Meskipun sekarang sumber ilmu sudah banyak terbuka dan mudah dilihat dari ‘jendela’ teknologi, akan tetapi peran guru tidak akan tergantikan. Karena guru bukan hanya mengajar atau menyampaikan ilmu, tapi sentuhan dan kehangatan kasih sayang gurulah yang akan mempermudah anak mencapai tujuan dari proses belajar tersebut.
Guru adalah manusia yang penuh cinta, yang kecintaan pada anak didiknya sangatlah besar. Bagaimana tidak, rasa cinta seorang guru mampu mendidik dan membentuk karakter baik, penyayang, ramah, intelek, dan berwibawa tanpa memerdulikan latar belakang dan penampilan fisik anak didiknya.
Walau cinta yang diungkapkan guru tidak selalu dalam bentuk keindahan—terkadang dalam bentuk kemarahan—akan tetapi sejatinya itulah ungkapan cinta seorang guru dalam mengingatkan anak didiknya karena telah melakukan kesalahan.
Dalam sejarah pandemi Covid-19 di seluruh dunia, kita menyaksikan bahwa peran guru dalam mendampingi anak didiknya sangat berat dan tidak mudah. Ketika di kelas, guru bisa memegang kendali keadaan kelas dengan banyak peserta didik, kita memahami bahwa hal itu bukan sesuatu yang mudah.
Pengalaman kita selama pandemi dalam mendampingi anak atau keponakan menjalankan PJJ telah menjadi ujian kesabaran tersendiri. Maka dari itu pantaslah bila guru disebut manusia dengan profesi mulia karena ia adalah sosok penyabar yang pantang menyerah dalam mendidik. Dan dari gurulah kita mengenal ilmu pengetahuan yang menjadi bekal menapaki kehidupan yang lebih baik di masa depan.
Seorang guru yang baik adalah pendidik yang baik. Seorang guru tidak harus berpendidikan linier dalam bidangnya. Siapa pun bisa menjadi guru.
Berdasarkan pengalaman penulis, kunci menjadi guru yang baik adalah hati yang tulus, ikhlas, dan sabar dalam menyampaikan ilmu. Terlebih jika diniatkan menjadi pengabdian mulia dan ibadah untuk mendapatkan ridha Allah Swt., seorang guru pasti dipermudah dalam penyampaian dan penyerapan pengetahuan anak didiknya.
Guru bukan hanya menyampaikan materi, melainkan memegang kendali dalam membimbing dan mengarahkan pendidikan karakter anak didiknya. Yang mana di era modern ini, pendidikan karakter menjadi sangat penting bagi masa depan anak didik.

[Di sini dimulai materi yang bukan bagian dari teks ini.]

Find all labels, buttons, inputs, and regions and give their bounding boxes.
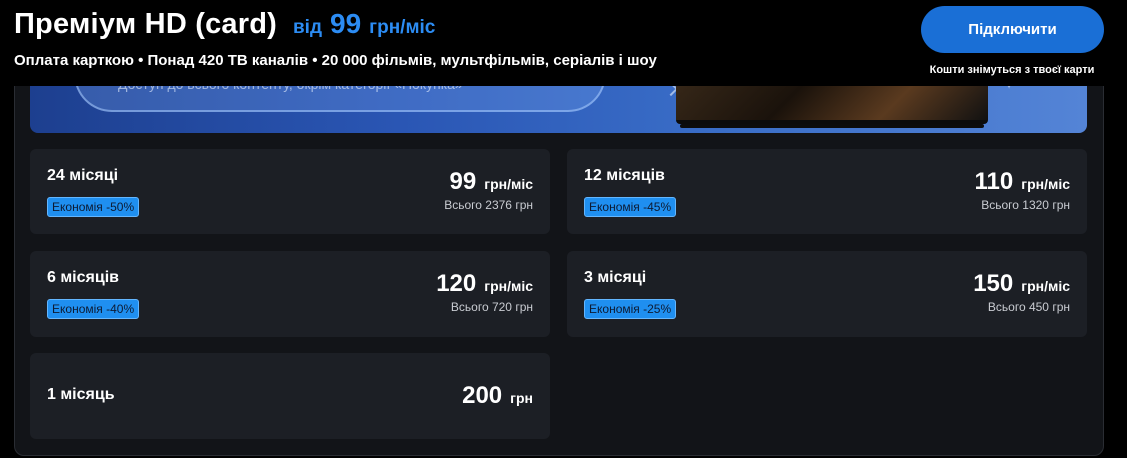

Dunia mungkin saja tidak memiliki gedung sekolah sebagai tempat belajar, namun dunia selalu mempunyai sosok guru di mana pun karena setiap orang bisa menjadi guru.
Orangtua misalnya, seharusnya mampu menjadi guru terbaik bagi anaknya. Terlebih lagi seorang ibu, yang dalam bahasa Arab disebut madrasatul ula alias sekolah pertama bagi anak. Dari ibu, anak mendapatkan pengetahuan dan pengalaman yang akan selalu mewarnai kehidupan si anak.
Guru adalah pelita dalam kegelapan, yang mengubah ketidaktahuan kita menjadi pengetahuan. Yang membawa kita dari “tidak bisa” menjadi “bisa”.
Sesuai semboyan yang ditulis Bapak Pendidikan Nasional Ki Hajar Dewantara yaitu ing ngarsa sung tuladha yaitu menjadi seorang pemimpin harus mampu memberikan suri teladan. Ing madya mangun karsa yaitu berada di tengah peserta didik, guru harus mampu membangkitkan atau menggugah semangat. Dan Tut wuri handayani yaitu menjadi sosok yang memberikan dorongan moral dan semangat kerja dari belakang.
Maka dari itu pantaslah kita senantiasa menyebut guru dalam setiap doa kita. Terima kasih bapak dan ibu guru atas segala dedikasi dan pengabdianmu. Engkau laksana embun penyejuk dan pahlawan pembangun insan cendekiawan.
Selamat Hari Guru Nasional 2021. Untuk guru yang mulia, jasamu akan selalu kami kenang, tetaplah menjadi pelita bagi anak bangsa. teruslah berkarya dalam setiap tulus ikhlas pengabdianmu, semoga Allah Swt. senantiasa melimpahan keberkahan dalam setiap langkahmu.
Penulis adalah Alumni STAI Al Aqidah Al-Hasyimiyyah Jakarta, pengajar aktif di SMP Laboratorium Pondok Kopi-Jakarta Timur, pernah mendirikan Rumah Belajar Cemara Mengajar (2015).